# Sno Way Pump Help



## Case Plow (Mar 16, 2010)

Hello i have purchased a 6 1/2 foot sno way plow recently and i just tryed it out. The left and right cylinders work fine and so does the up position on the up and down cylinder. I cannot get the plow to go down. I do not have the plow mounted on a vehicle yet i just am pushing against the frame of the plow creating a force to push the cylinder as if it were going down. The switch is in the down position but i cannot push the cylinder. It moves a tiny bit but thats it. Also when i engage the down pressure mode the pump runs. Is this normal or do you just turn the down pressure off when it starts to lift the front of the vehicle up? Again im new at this and not to knowlagble at the sno way set up. Also it is a Fenner Fluid Power pump and motor if that helps. Thanks Alot, Case Plow


----------



## AndyTblc (Dec 16, 2006)

Case Plow;1457023 said:


> Hello i have purchased a 6 1/2 foot sno way plow recently and i just tryed it out. The left and right cylinders work fine and so does the up position on the up and down cylinder. I cannot get the plow to go down. I do not have the plow mounted on a vehicle yet i just am pushing against the frame of the plow creating a force to push the cylinder as if it were going down. The switch is in the down position but i cannot push the cylinder.
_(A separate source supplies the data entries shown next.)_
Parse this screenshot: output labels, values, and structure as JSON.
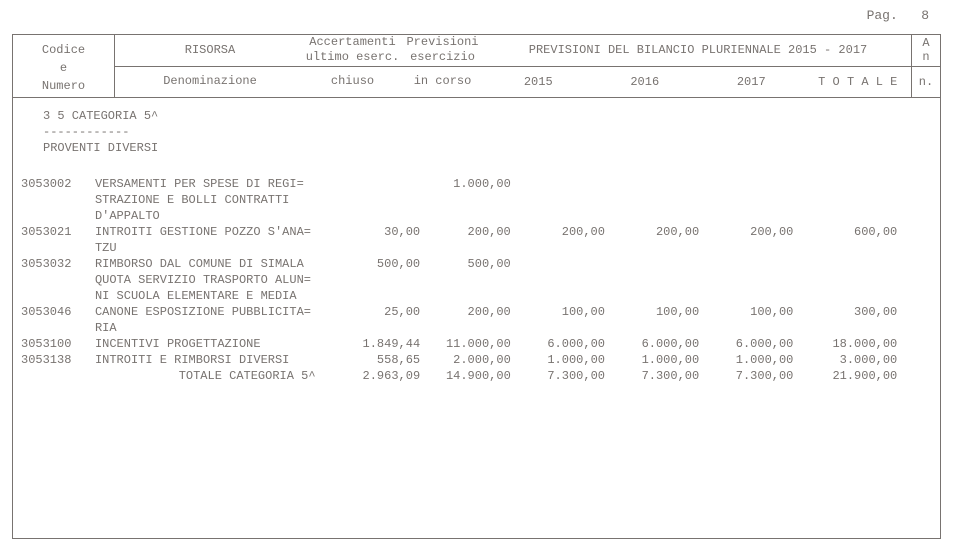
{
  "page_label": "Pag.",
  "page_number": "8",
  "header": {
    "left": [
      "Codice",
      "e",
      "Numero"
    ],
    "risorsa": "RISORSA",
    "denominazione": "Denominazione",
    "accertamenti": [
      "Accertamenti",
      "ultimo eserc.",
      "chiuso"
    ],
    "previsioni": [
      "Previsioni",
      "esercizio",
      "in corso"
    ],
    "plur_title": "PREVISIONI DEL BILANCIO PLURIENNALE 2015 - 2017",
    "y2015": "2015",
    "y2016": "2016",
    "y2017": "2017",
    "totale": "T O T A L E",
    "A": "A",
    "n": "n",
    "ndot": "n."
  },
  "section": {
    "line1": "3 5 CATEGORIA 5^",
    "line2": "------------",
    "line3": "PROVENTI DIVERSI"
  },
  "rows": [
    {
      "code": "3053002",
      "label": [
        "VERSAMENTI  PER SPESE DI REGI=",
        "STRAZIONE  E  BOLLI  CONTRATTI",
        "D'APPALTO"
      ],
      "accert": "",
      "prev": "1.000,00",
      "y2015": "",
      "y2016": "",
      "y2017": "",
      "tot": ""
    },
    {
      "code": "3053021",
      "label": [
        "INTROITI GESTIONE POZZO S'ANA=",
        "TZU"
      ],
      "accert": "30,00",
      "prev": "200,00",
      "y2015": "200,00",
      "y2016": "200,00",
      "y2017": "200,00",
      "tot": "600,00"
    },
    {
      "code": "3053032",
      "label": [
        "RIMBORSO  DAL COMUNE DI SIMALA",
        "QUOTA SERVIZIO TRASPORTO ALUN=",
        "NI SCUOLA ELEMENTARE E MEDIA"
      ],
      "accert": "500,00",
      "prev": "500,00",
      "y2015": "",
      "y2016": "",
      "y2017": "",
      "tot": ""
    },
    {
      "code": "3053046",
      "label": [
        "CANONE ESPOSIZIONE PUBBLICITA=",
        "RIA"
      ],
      "accert": "25,00",
      "prev": "200,00",
      "y2015": "100,00",
      "y2016": "100,00",
      "y2017": "100,00",
      "tot": "300,00"
    },
    {
      "code": "3053100",
      "label": [
        "INCENTIVI PROGETTAZIONE"
      ],
      "accert": "1.849,44",
      "prev": "11.000,00",
      "y2015": "6.000,00",
      "y2016": "6.000,00",
      "y2017": "6.000,00",
      "tot": "18.000,00"
    },
    {
      "code": "3053138",
      "label": [
        "INTROITI E RIMBORSI DIVERSI"
      ],
      "accert": "558,65",
      "prev": "2.000,00",
      "y2015": "1.000,00",
      "y2016": "1.000,00",
      "y2017": "1.000,00",
      "tot": "3.000,00"
    }
  ],
  "total": {
    "label": "TOTALE CATEGORIA 5^",
    "accert": "2.963,09",
    "prev": "14.900,00",
    "y2015": "7.300,00",
    "y2016": "7.300,00",
    "y2017": "7.300,00",
    "tot": "21.900,00"
  }
}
It moves a tiny bit but thats it. Also when i engage the down pressure mode the pump runs. Is this normal or do you just turn the down pressure off when it starts to lift the front of the vehicle up? Again im new at this and not to knowlagble at the sno way set up. Also it is a Fenner Fluid Power pump and motor if that helps. Thanks Alot, Case Plow


As for the pump running while in down pressure, yes that is normal, because the pump puts pressure for the down force. 
For it not going down, I'd put it on the vehicle, and I think you will find that the plow will go down, because there is pressure holding in the up position. And it needs the weight of the plow to fall.


----------



## basher (Nov 13, 2004)

*Unit will not lower* Down pressure switch
OFF)
Plugged breather cap See Maintenance section
Low or no current available at lower solenoid 
Lower solenoid valve sticking or stuck 
Lower solenoid coil inoperative 
Raise cylinder damaged allowing movement in
one direction only
Flow control orifice plugged

*Unit will not lower Or Unit will not apply Down pressure*(Down pressure switch
ON)
Motor not running 
Down pressure valve stuck partially shifted 
Lower solenoid valve sticking or stuck
Inoperative down pressure, pressure switch 
Inoperative down pressure solenoid/valve 
Down pressure relief valve setting to low 
Down pressure toggle switch (in control box)inoperative
Broken wire/ open circuit in down pressure electrical circuit

Fenner manual

http://www.snoway.com/service/Fenner Repair/97100036A.pdf

24/25 owner's manual and parts manual

http://www.snoway.com/service/Owner Manuals/97100200E.pdf

http://www.snoway.com/service/Parts Manuals/97100204j.pdf

There is a little help.

The unit should both raise and lower hydraulicly.


----------



## Case Plow (Mar 16, 2010)

Those manuals are life savers thank you very very much. I found out that the pressure relief was turned out all the way so there was no pressure to move the cylinder. Gave it 2 turns and it works fine. Also does anyone know how to determine the model and year of the plow? The serial begins with 24107 but I don't know what that means. Another thing is the plow don't have lights because your headlights are suppose to shine thru the clear lexan but it is scratched. Does anybody have any idea of how to fab up a light bracket? Thanks, Case Plow


----------



## basher (Nov 13, 2004)

What vehicle?


----------



## Case Plow (Mar 16, 2010)

2001 jeep wrangler


----------



## basher (Nov 13, 2004)

will get the links for a light kit when I am at a different machine.


----------



## Case Plow (Mar 16, 2010)

Basher i saw that you sell sno way parts and such. Could you give me a price on the new headlights that sno way uses and a bracket? I was on your website but there are no prices. Thanks, Case Plow


----------